Sympatric speciation is a process perceived as resulting from selection for alternative adaptive modes. G. L. Bush had studied fruit flies in the genus Rhagoletis. There are species which exploit the fruits of different trees living together, such as plums and cherries. Adults are attracted to ripe fruits, mate and lay eggs on them. The larvae then develop within the fruit. Selection for alternative genotypes conferring high larval fitness on either plum or cherry, but not both, could start the speciation process off. Selection of other genes operating in the adults to attract them to plums or cherries respectively would reinforce the ensuing genetic separation. What was initially a single species with a capacity to colonize each type of fruit would become two, showing host-plant specialization without the aid of geographical isolation. On this model, disruptive selection initiates speciation, eventually leading to reproductive isolation. In the original population the alternative alleles favouring larval survival on the two types of fruit would have to coexist long enough to allow selection of adult preference to be achieved.

Disruptive selection is also the starting point for the parapatric model. Here, races are perceived as occupying adjacent territories where they are adapted to the local conditions. There is a zone of interbreeding between them. Progeny of interracial crosses will be less well adapted than either of the parental types, so that any inherited mechanism resulting in like-to-like matings will be favoured. Given suitable characters and sufficiently strong selection, the consequence could eventually be separation of the races as a pair of new species.

Reproductive isolation, which is necessary before good biological species can arise, may occur before or after mating. Premating isolating mechanisms are characteristics such as seasonal differences in flowering time or differences in the courtship signals which precede mating. The classical example of postmating isolation is the infertility of the mule, the offspring of a horse and a donkey. Both types of mechanism are equally effective in preventing genetic mixture.

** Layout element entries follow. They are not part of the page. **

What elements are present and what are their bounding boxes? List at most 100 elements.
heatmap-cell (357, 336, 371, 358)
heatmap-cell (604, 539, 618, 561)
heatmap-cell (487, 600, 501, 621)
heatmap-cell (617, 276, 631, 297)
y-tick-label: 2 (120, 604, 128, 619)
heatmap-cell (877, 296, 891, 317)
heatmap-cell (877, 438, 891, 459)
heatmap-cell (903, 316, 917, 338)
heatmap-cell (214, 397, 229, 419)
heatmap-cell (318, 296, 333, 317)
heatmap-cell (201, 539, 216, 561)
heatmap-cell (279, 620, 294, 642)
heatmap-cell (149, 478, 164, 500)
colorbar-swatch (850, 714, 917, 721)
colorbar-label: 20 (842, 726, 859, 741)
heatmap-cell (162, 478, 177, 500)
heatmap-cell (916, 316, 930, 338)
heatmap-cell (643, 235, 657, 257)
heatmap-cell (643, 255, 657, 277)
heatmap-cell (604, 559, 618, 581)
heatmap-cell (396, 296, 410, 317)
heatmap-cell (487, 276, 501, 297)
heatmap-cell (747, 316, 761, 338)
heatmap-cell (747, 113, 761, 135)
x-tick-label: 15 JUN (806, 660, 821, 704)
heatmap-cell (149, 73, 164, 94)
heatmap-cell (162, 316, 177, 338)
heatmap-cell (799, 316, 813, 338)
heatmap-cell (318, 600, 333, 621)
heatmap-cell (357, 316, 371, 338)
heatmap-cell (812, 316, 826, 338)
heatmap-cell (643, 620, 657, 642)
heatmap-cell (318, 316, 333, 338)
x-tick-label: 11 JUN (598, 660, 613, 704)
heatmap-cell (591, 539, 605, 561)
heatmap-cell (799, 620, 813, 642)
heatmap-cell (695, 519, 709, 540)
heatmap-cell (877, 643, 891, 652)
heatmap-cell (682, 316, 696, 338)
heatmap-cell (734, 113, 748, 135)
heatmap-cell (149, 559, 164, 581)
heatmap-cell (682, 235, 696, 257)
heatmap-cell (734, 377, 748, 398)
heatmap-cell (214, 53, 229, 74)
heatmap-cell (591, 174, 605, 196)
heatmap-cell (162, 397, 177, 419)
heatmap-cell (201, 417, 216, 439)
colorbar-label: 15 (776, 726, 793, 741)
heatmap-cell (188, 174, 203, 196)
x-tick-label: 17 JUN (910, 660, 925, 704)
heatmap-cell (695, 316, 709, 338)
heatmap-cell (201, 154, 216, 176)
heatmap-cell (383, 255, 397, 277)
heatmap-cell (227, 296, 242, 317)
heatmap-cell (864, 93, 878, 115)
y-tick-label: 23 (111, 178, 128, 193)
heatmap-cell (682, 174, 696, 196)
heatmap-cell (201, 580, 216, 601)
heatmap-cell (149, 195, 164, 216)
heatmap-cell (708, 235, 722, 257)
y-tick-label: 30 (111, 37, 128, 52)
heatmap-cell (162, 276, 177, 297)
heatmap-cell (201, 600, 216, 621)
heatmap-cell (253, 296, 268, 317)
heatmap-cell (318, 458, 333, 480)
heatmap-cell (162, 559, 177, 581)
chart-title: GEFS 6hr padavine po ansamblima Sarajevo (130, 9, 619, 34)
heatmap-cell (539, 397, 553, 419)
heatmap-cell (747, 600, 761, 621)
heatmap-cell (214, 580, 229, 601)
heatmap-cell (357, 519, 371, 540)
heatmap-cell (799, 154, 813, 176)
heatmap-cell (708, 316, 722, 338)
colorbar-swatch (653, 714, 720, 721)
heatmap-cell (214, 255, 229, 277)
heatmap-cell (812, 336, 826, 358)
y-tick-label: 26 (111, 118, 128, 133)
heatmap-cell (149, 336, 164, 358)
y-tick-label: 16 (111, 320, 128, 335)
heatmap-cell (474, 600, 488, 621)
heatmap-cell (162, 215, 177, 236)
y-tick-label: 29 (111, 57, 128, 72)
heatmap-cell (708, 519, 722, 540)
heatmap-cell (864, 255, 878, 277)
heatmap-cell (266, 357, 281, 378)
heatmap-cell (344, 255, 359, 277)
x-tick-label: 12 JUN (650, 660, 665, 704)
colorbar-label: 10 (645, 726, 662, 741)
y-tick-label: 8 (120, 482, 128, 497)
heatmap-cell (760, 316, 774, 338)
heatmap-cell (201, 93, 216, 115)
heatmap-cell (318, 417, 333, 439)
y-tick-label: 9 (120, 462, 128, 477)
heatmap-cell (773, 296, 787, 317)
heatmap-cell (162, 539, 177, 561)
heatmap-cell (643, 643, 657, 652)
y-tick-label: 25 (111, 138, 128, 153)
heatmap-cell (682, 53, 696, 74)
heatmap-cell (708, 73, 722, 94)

Species formation is a major field of interest in evolutionary biology, and there is little consensus on the mechanisms involved. The majority view is that allopatric speciation is probably the most common, although the sympatric and parapatric models have their adherents. Premating isolation is sometimes held to be of paramount importance, and chromosomal reorganization is sometimes stressed as a mechanism for achieving rapid isolation. The fundamental problem is to reconcile a continuous process (evolution) with a discontinuous classification (species) which has ecological validity when we study the lives of sympatric species.